A useful technique for forming a temporary eye or installing a thimble for the purposes of shackling hooks to the end of a wire is through the use of wire clips. Wrap the wire around the thimble and use a minimum of three clips. There is an old adage for applying wire clips for temporary eye splices in wire rope, “never saddle a dead horse.”
At first this may seem cryptic. Upon examination rope clips (also called bulldogs or Crosby clamps) are made of a u-bolt, two nuts, and an interlocking saddle component. Place the u-bolt over the dead or bitter end and the saddle over the standing part. This protects the stress bearing end of the wire rope from being crushed by the force of the two nuts applied to the u-bolt, locking it into position and crimping down on the strands. Use a minimum of three clips; use five for towing hawsers. This will hold roughly 80% of the original strength of the wire.
Due to how wire holds tension kinking can easily result while coiling. If this happens take a turn under, not unlike a half hitch. If this happens repeatedly while coiling reconsider how you are going about the process.
To make it fast to the side of the vessel, or hoist an end of it by crane, a chain stopper may be used. This is sometimes called an “endless chain” or just a chain; it is a circular length of chain with no end or termination. It can be passed around an end of the wire several times and hitched through itself and grip a wire very satisfactorily. Only chain can be used as a stopper for wire.
Wire has a much larger bending radius than many other materials. Additional care must be taken when manipulating or securing it. Whether securing to a set of horns with an opening in the middle (a cleat), or to bitts, it is good practice to take a minimum of three round turns with the wire before forming figure eights. Each turn provides greater control for the subsequent turn, and this relieves the amount of force exerted on the tighter radius figure eights.
Because of the tension inherent in steel, wire rope will want to fly apart and may cause injury when it is parted or cut. Wires shaped to conform to the curvature of the finished rope before the strands are laid up is called preformed, but even these will want to open up.

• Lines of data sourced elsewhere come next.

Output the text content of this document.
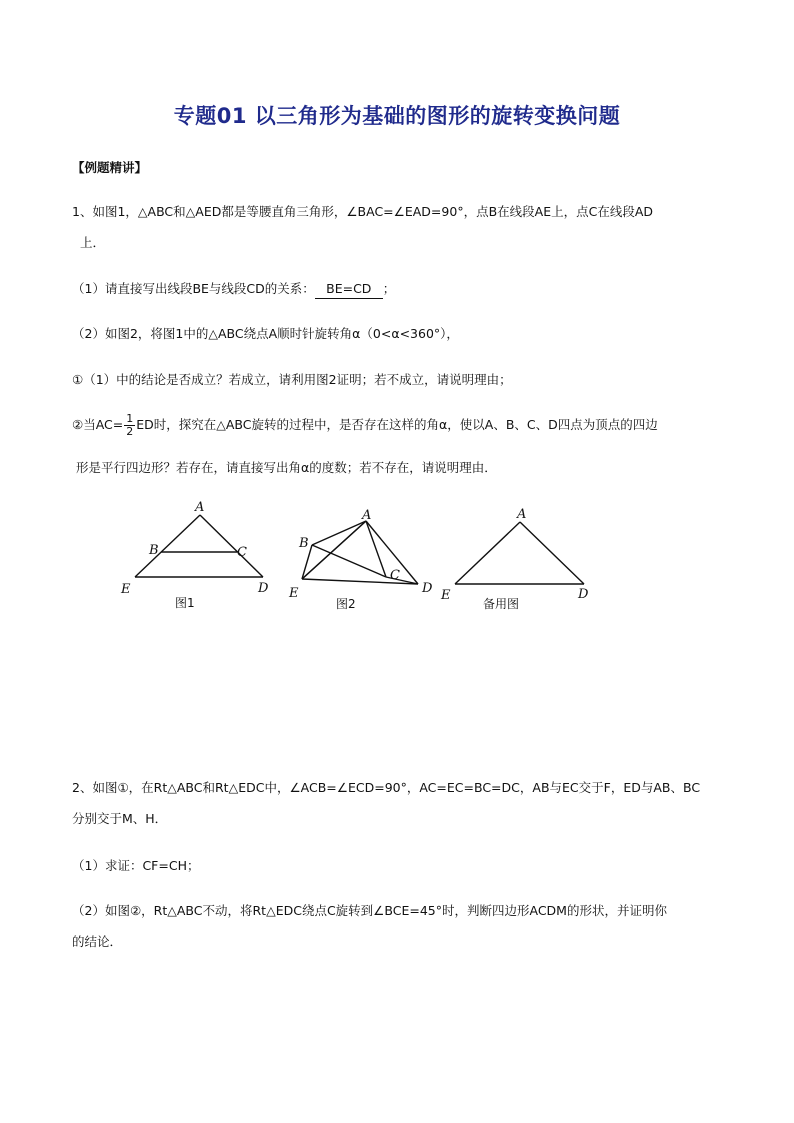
专题01 以三角形为基础的图形的旋转变换问题
【例题精讲】
1、如图1，△ABC和△AED都是等腰直角三角形，∠BAC=∠EAD=90°，点B在线段AE上，点C在线段AD
上．
（1）请直接写出线段BE与线段CD的关系： BE=CD ；
（2）如图2，将图1中的△ABC绕点A顺时针旋转角α（0<α<360°），
①（1）中的结论是否成立？若成立，请利用图2证明；若不成立，请说明理由；
②当$AC= \frac{1}{2}$ ED时，探究在△ABC旋转的过程中，是否存在这样的角α，使以A、B、C、D四点为顶点的四边
形是平行四边形？若存在，请直接写出角α的度数；若不存在，请说明理由．
A
B	C
E	D
图1
A
B
C
E	D
图2
A
E	D
备用图
2、如图①，在Rt△ABC和Rt△EDC中，∠ACB=∠ECD=90°，AC=EC=BC=DC，AB与EC交于F，ED与AB、BC
分别交于M、H．
（1）求证：CF=CH；
（2）如图②，Rt△ABC不动，将Rt△EDC绕点C旋转到∠BCE=45°时，判断四边形ACDM的形状，并证明你
的结论．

To accomplish this, three seizings should be placed on either side of the planned cut. These seizings should be made tightly and of steel wire, and act to maintain the original balance of the tension in the wires and strands.

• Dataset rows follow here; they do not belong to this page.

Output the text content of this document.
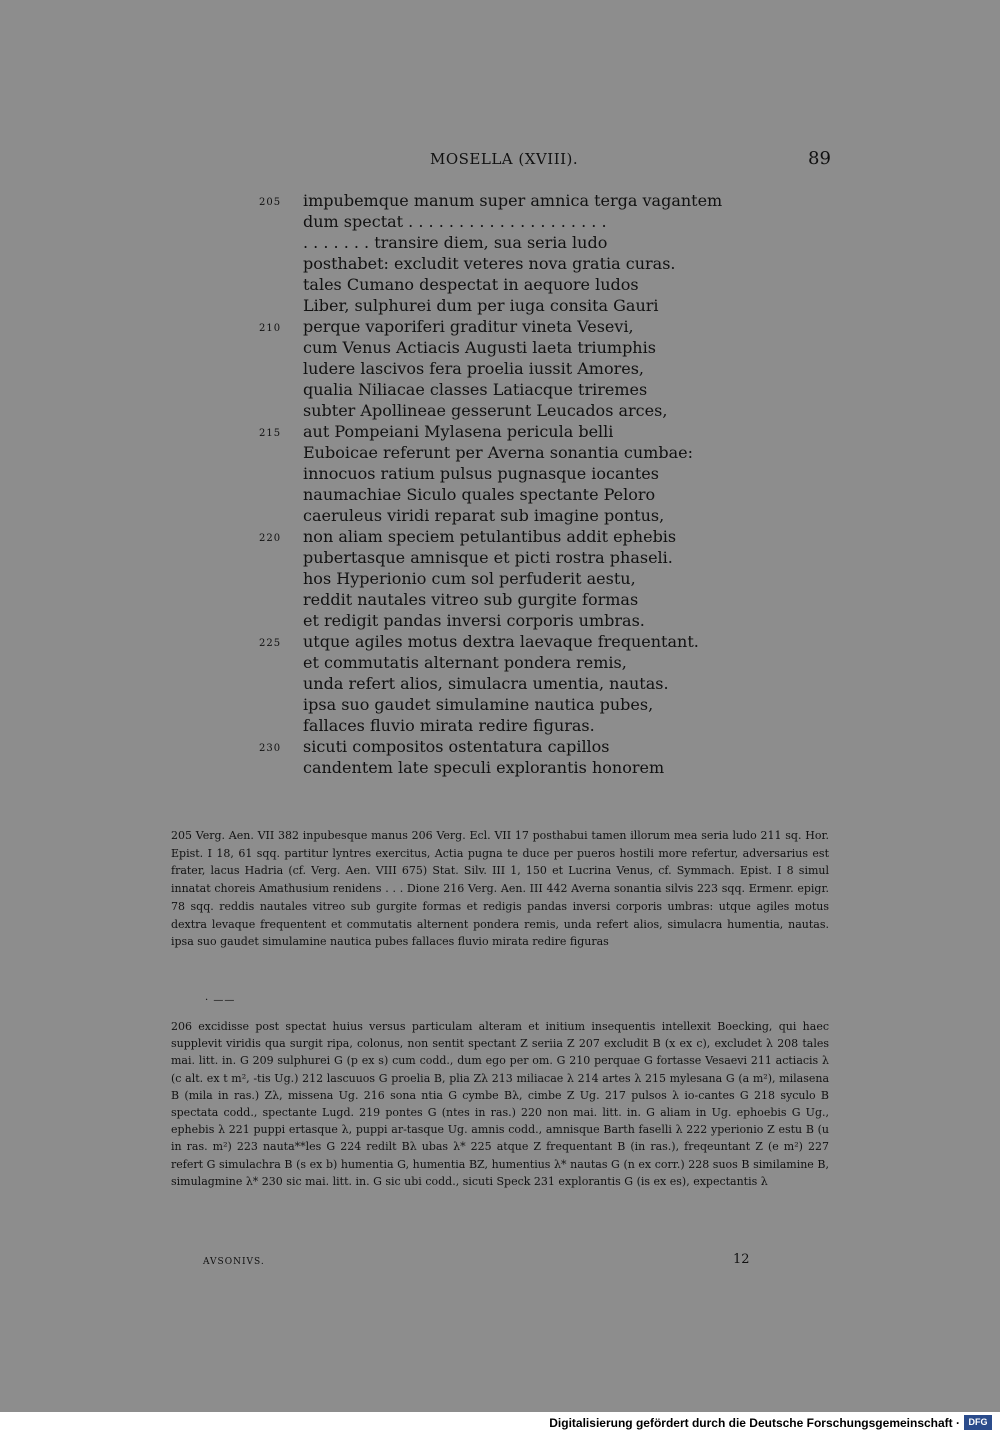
MOSELLA (XVIII).	89
impubemque manum super amnica terga vagantem
dum spectat . . . . . . . . . . . . . . . . . . . .
. . . . . . . transire diem, sua seria ludo
posthabet: excludit veteres nova gratia curas.
tales Cumano despectat in aequore ludos
Liber, sulphurei dum per iuga consita Gauri
perque vaporiferi graditur vineta Vesevi,
cum Venus Actiacis Augusti laeta triumphis
ludere lascivos fera proelia iussit Amores,
qualia Niliacae classes Latiacque triremes
subter Apollineae gesserunt Leucados arces,
aut Pompeiani Mylasena pericula belli
Euboicae referunt per Averna sonantia cumbae:
innocuos ratium pulsus pugnasque iocantes
naumachiae Siculo quales spectante Peloro
caeruleus viridi reparat sub imagine pontus,
non aliam speciem petulantibus addit ephebis
pubertasque amnisque et picti rostra phaseli.
hos Hyperionio cum sol perfuderit aestu,
reddit nautales vitreo sub gurgite formas
et redigit pandas inversi corporis umbras.
utque agiles motus dextra laevaque frequentant.
et commutatis alternant pondera remis,
unda refert alios, simulacra umentia, nautas.
ipsa suo gaudet simulamine nautica pubes,
fallaces fluvio mirata redire figuras.
sicuti compositos ostentatura capillos
candentem late speculi explorantis honorem
205
210
215
220
225
230
205 Verg. Aen. VII 382 inpubesque manus 206 Verg. Ecl. VII 17 posthabui tamen illorum mea seria ludo 211 sq. Hor. Epist. I 18, 61 sqq. partitur lyntres exercitus, Actia pugna te duce per pueros hostili more refertur, adversarius est frater, lacus Hadria (cf. Verg. Aen. VIII 675) Stat. Silv. III 1, 150 et Lucrina Venus, cf. Symmach. Epist. I 8 simul innatat choreis Amathusium renidens . . . Dione 216 Verg. Aen. III 442 Averna sonantia silvis 223 sqq. Ermenr. epigr. 78 sqq. reddis nautales vitreo sub gurgite formas et redigis pandas inversi corporis umbras: utque agiles motus dextra levaque frequentent et commutatis alternent pondera remis, unda refert alios, simulacra humentia, nautas. ipsa suo gaudet simulamine nautica pubes fallaces fluvio mirata redire figuras
· ——
206 excidisse post spectat huius versus particulam alteram et initium insequentis intellexit Boecking, qui haec supplevit viridis qua surgit ripa, colonus, non sentit spectant Z seriia Z 207 excludit B (x ex c), excludet λ 208 tales mai. litt. in. G 209 sulphurei G (p ex s) cum codd., dum ego per om. G 210 perquae G fortasse Vesaevi 211 actiacis λ (c alt. ex t m², -tis Ug.) 212 lascuuos G proelia B, plia Zλ 213 miliacae λ 214 artes λ 215 mylesana G (a m²), milasena B (mila in ras.) Zλ, missena Ug. 216 sona ntia G cymbe Bλ, cimbe Z Ug. 217 pulsos λ io-cantes G 218 syculo B spectata codd., spectante Lugd. 219 pontes G (ntes in ras.) 220 non mai. litt. in. G aliam in Ug. ephoebis G Ug., ephebis λ 221 puppi ertasque λ, puppi ar-tasque Ug. amnis codd., amnisque Barth faselli λ 222 yperionio Z estu B (u in ras. m²) 223 nauta**les G 224 redilt Bλ ubas λ* 225 atque Z frequentant B (in ras.), freqeuntant Z (e m²) 227 refert G simulachra B (s ex b) humentia G, humentia BZ, humentius λ* nautas G (n ex corr.) 228 suos B similamine B, simulagmine λ* 230 sic mai. litt. in. G sic ubi codd., sicuti Speck 231 explorantis G (is ex es), expectantis λ
AVSONIVS.	12
Digitalisierung gefördert durch die Deutsche Forschungsgemeinschaft · DFG
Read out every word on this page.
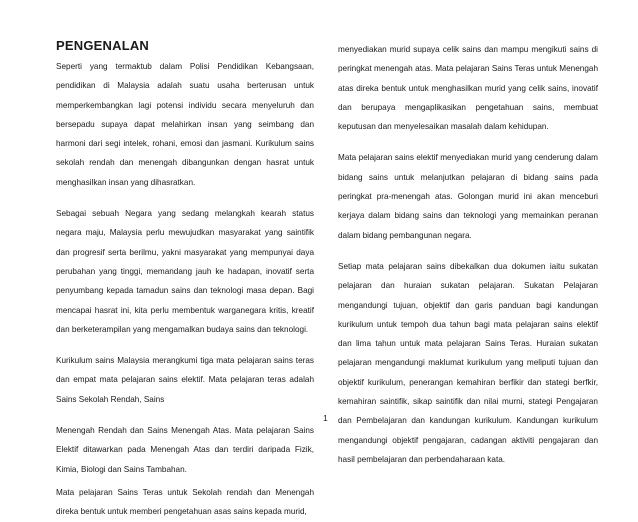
PENGENALAN

Seperti yang termaktub dalam Polisi Pendidikan Kebangsaan, pendidikan di Malaysia adalah suatu usaha berterusan untuk memperkembangkan lagi potensi individu secara menyeluruh dan bersepadu supaya dapat melahirkan insan yang seimbang dan harmoni dari segi intelek, rohani, emosi dan jasmani. Kurikulum sains sekolah rendah dan menengah dibangunkan dengan hasrat untuk menghasilkan insan yang dihasratkan.

Sebagai sebuah Negara yang sedang melangkah kearah status negara maju, Malaysia perlu mewujudkan masyarakat yang saintifik dan progresif serta berilmu, yakni masyarakat yang mempunyai daya perubahan yang tinggi, memandang jauh ke hadapan, inovatif serta penyumbang kepada tamadun sains dan teknologi masa depan. Bagi mencapai hasrat ini, kita perlu membentuk warganegara kritis, kreatif dan berketerampilan yang mengamalkan budaya sains dan teknologi.

Kurikulum sains Malaysia merangkumi tiga mata pelajaran sains teras dan empat mata pelajaran sains elektif. Mata pelajaran teras adalah Sains Sekolah Rendah, Sains

Menengah Rendah dan Sains Menengah Atas. Mata pelajaran Sains Elektif ditawarkan pada Menengah Atas dan terdiri daripada Fizik, Kimia, Biologi dan Sains Tambahan.

Mata pelajaran Sains Teras untuk Sekolah rendah dan Menengah direka bentuk untuk memberi pengetahuan asas sains kepada murid,

menyediakan murid supaya celik sains dan mampu mengikuti sains di peringkat menengah atas. Mata pelajaran Sains Teras untuk Menengah atas direka bentuk untuk menghasilkan murid yang celik sains, inovatif dan berupaya mengaplikasikan pengetahuan sains, membuat keputusan dan menyelesaikan masalah dalam kehidupan.

Mata pelajaran sains elektif menyediakan murid yang cenderung dalam bidang sains untuk melanjutkan pelajaran di bidang sains pada peringkat pra-menengah atas. Golongan murid ini akan menceburi kerjaya dalam bidang sains dan teknologi yang memainkan peranan dalam bidang pembangunan negara.

Setiap mata pelajaran sains dibekalkan dua dokumen iaitu sukatan pelajaran dan huraian sukatan pelajaran. Sukatan Pelajaran mengandungi tujuan, objektif dan garis panduan bagi kandungan kurikulum untuk tempoh dua tahun bagi mata pelajaran sains elektif dan lima tahun untuk mata pelajaran Sains Teras. Huraian sukatan pelajaran mengandungi maklumat kurikulum yang meliputi tujuan dan objektif kurikulum, penerangan kemahiran berfikir dan stategi berfkir, kemahiran saintifik, sikap saintifik dan nilai murni, stategi Pengajaran dan Pembelajaran dan kandungan kurikulum. Kandungan kurikulum mengandungi objektif pengajaran, cadangan aktiviti pengajaran dan hasil pembelajaran dan perbendaharaan kata.

1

Sluicing wire, also called slushing, is the lubrication of wire rope with a light oil or mixture of oil and diesel for thinning purposes. It penetrates the outer strands of wire into the core reducing internal friction within the wire, reduces chafe, prevents internal and external rust and corrosion, and overall increases its useful service life.

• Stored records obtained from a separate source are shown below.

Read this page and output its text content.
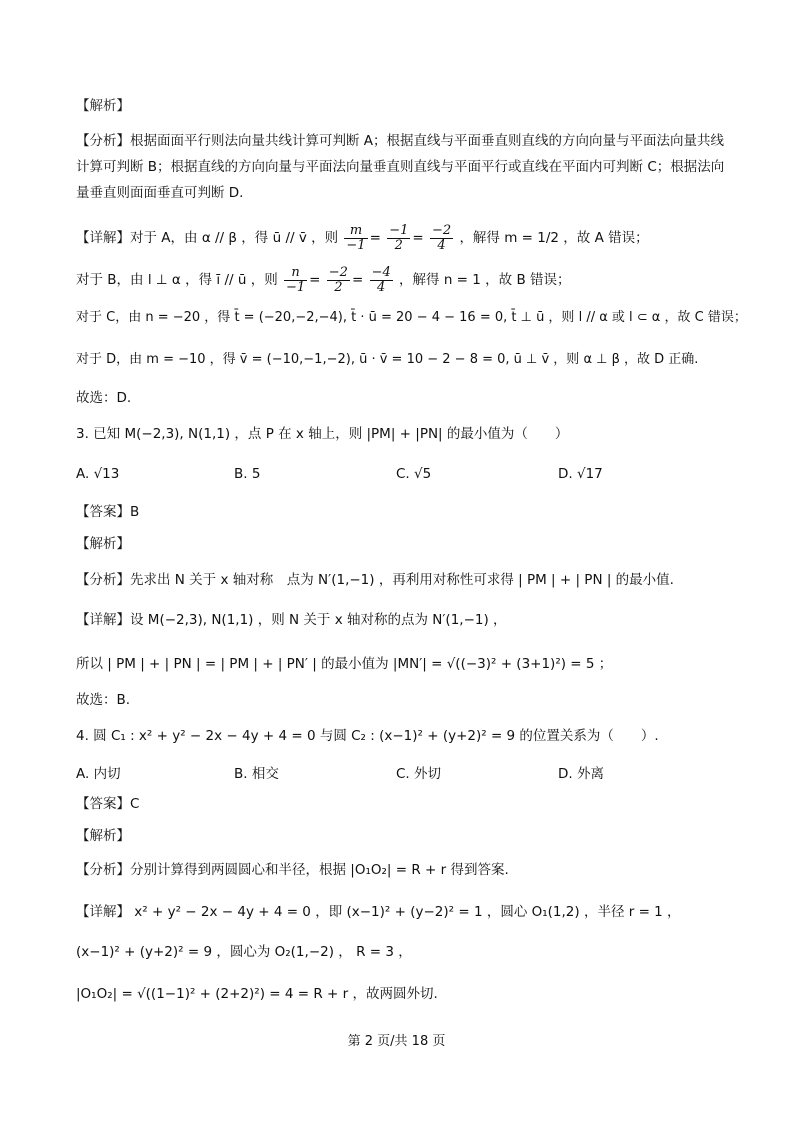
【解析】
【分析】根据面面平行则法向量共线计算可判断 A；根据直线与平面垂直则直线的方向向量与平面法向量共线计算可判断 B；根据直线的方向向量与平面法向量垂直则直线与平面平行或直线在平面内可判断 C；根据法向量垂直则面面垂直可判断 D.
【详解】对于 A，由 α // β ，得 ū // v̄ ，则 $\frac{m}{-1} = \frac{-1}{2} = \frac{-2}{4}$ ，解得 m = 1/2 ，故 A 错误；
对于 B，由 l ⊥ α ，得 ī // ū ，则 $\frac{n}{-1} = \frac{-2}{2} = \frac{-4}{4}$ ，解得 n = 1 ，故 B 错误；
对于 C，由 n = −20 ，得 t̄ = (−20,−2,−4), t̄ · ū = 20 − 4 − 16 = 0, t̄ ⊥ ū ，则 l // α 或 l ⊂ α ，故 C 错误；
对于 D，由 m = −10 ，得 v̄ = (−10,−1,−2), ū · v̄ = 10 − 2 − 8 = 0, ū ⊥ v̄ ，则 α ⊥ β ，故 D 正确.
故选：D.
3. 已知 M(−2,3), N(1,1) ，点 P 在 x 轴上，则 |PM| + |PN| 的最小值为（　　）
A. √13	B. 5	C. √5	D. √17
【答案】B
【解析】
【分析】先求出 N 关于 x 轴对称　点为 N′(1,−1) ，再利用对称性可求得 | PM | + | PN | 的最小值.
【详解】设 M(−2,3), N(1,1) ，则 N 关于 x 轴对称的点为 N′(1,−1) ，
所以 | PM | + | PN | = | PM | + | PN′ | 的最小值为 |MN′| = √((−3)² + (3+1)²) = 5 ；
故选：B.
4. 圆 C₁ : x² + y² − 2x − 4y + 4 = 0 与圆 C₂ : (x−1)² + (y+2)² = 9 的位置关系为（　　）.
A. 内切	B. 相交	C. 外切	D. 外离
【答案】C
【解析】
【分析】分别计算得到两圆圆心和半径，根据 |O₁O₂| = R + r 得到答案.
【详解】 x² + y² − 2x − 4y + 4 = 0 ，即 (x−1)² + (y−2)² = 1 ，圆心 O₁(1,2) ，半径 r = 1 ，
(x−1)² + (y+2)² = 9 ，圆心为 O₂(1,−2) ， R = 3 ，
|O₁O₂| = √((1−1)² + (2+2)²) = 4 = R + r ，故两圆外切.
第 2 页/共 18 页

Care should be taken not to operate winches too quickly. If the weight comes off of the wire it may overlap itself on the drum, called an override. This will kink the wire, place a great deal of stress on a small point, and shorten the wire rope’s life. Sheaves and drums should be at least 20-times the diameter of the wire due to the great bending radius of this material.
While steel does not rot in the traditional sense it definitely rusts. Wire requires a greater degree of care than hemp or manila lines, weighs more, but will provide greater resistance to chafe in applications where this is important.
Aside from the possibility of immediate failure, over straining wire will weaken it. Wire rope will show a decrease in diameter where previous great strain has occurred. Quality control also demands that, when purchased, the supplied wire must meet minimum cross-sectional measurements.
Wire should be condemned if the outside wires are reduced to one-half their original diameter, as well as if opening the strands of the wire with a marlingspike reveals internal corrosion or rust.